Он светоч ее жизни, маленький брат с темными волосами, смеющимися глазами цвета морской волны, с лицом херувима Боттичелли и энергией демона. Он все начинал делать раньше срока, указанного в книгах о воспитании детей, которые читала Бев.

Его лицо появлялось на обложках «Ньюсуик», «Фотошлей» и «Роллинг стоунз». Все буквально влюблены в Даррена Макавоя. В его жилах текла кровь ирландских крестьян и английских консерваторов, но он был принцем. Как бы осторожно ни вела себя Бев, журналисты ухитрялись еженедельно доставать новые снимки малыша.

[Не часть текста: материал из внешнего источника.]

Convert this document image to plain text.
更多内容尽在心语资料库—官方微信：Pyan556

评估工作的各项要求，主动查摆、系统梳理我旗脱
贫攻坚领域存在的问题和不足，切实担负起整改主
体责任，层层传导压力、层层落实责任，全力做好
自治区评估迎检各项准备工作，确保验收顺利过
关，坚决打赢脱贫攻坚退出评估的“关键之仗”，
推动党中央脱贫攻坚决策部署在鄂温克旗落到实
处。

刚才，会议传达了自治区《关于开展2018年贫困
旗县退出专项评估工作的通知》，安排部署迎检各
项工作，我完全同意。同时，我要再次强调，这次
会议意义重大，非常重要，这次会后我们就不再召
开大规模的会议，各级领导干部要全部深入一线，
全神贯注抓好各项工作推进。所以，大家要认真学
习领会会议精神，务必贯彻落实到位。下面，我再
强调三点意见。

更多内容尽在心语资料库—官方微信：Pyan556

Но поклонники требовали еще и еще. Они присылали ему целые грузовики игрушек, которые Бев регулярно отправляла в больницы и детские дома. Не иссякали предложения о финансовой поддержке от производителей детского питания и одежды, от магазинов игрушек. На все без исключения следовал ее отказ. Несмотря на всеобщее восхищение и поклонение, Даррен оставался счастливым и здоровым карапузом и вовсю наслаждался своим двухлетним возрастом. Если бы Даррен узнал о преувеличенном внимании к собственной персоне, он бы радостно согласился, что заслужил его.

— Это замок, — сказала Эмма, составив кубики, — а ты король.

— Король, — захлопал себя по животу малыш.

— Да, король Даррен Первый.

— Первый, — повторил он, ему было известно значение этого слова. — Даррен Первый.

— Ты очень хороший король, не обижаешь животных. — Эмма притянула к себе верного Чарли, а Даррен послушно нагнулся и оставил на собаке влажный поцелуй. Девочка аккуратно расставила кукол и плюшевые игрушки. — Вот твои верные и мужественные рыцари. Это папа и Джонно, Стиви и Пи Эм. А это Пит. Он… э… первый министр. Это прекрасная леди Беверли.

— Мама. — Даррен чмокнул любимую куклу сестры. — Мама красивая.

— Она самая прекрасная женщина на свете. Ее схватила Ужасная ведьма и заперла в башне. — У Эммы промелькнуло смутное воспоминание о матери, но быстро исчезло. — Все рыцари отправились спасать леди Беверли. — Зацокав языком, она подвинула игрушки к куклам. — Только сэр папа смог победить колдовство.

— Сэр папа.

Выражение показалось Даррену таким смешным, что он стал кататься по полу и сломал замок.

— Если ты будешь рушить собственные замки, я сдаюсь.

— Мама. — Даррен крепко обнял сестру за шею. — Моя мама. Поиграем в ферму.

— Хорошо, только сначала мы соберем кубики, а то мисс Уоллингсфорд начнет каркать, что мы непослушные и неряшливые дети.

— Какать. Какать. Какать.

— Даррен, — упрекнула его Эмма, — не говори так. Однако, заметив, что слово насмешило ее, мальчик громко повторил его.

— Что я слышу? — с напускной строгостью поинтересовалась Бев, входя в детскую.

— Он хочет сказать «каркать», — объяснила Эмма.

— Понятно. — Бев протянула руки, и сын бросился к ней. — Это очень важное «р», мой мальчик. А чем вы занимались?

— Мы играли в замок, но Даррену больше нравится его разрушать.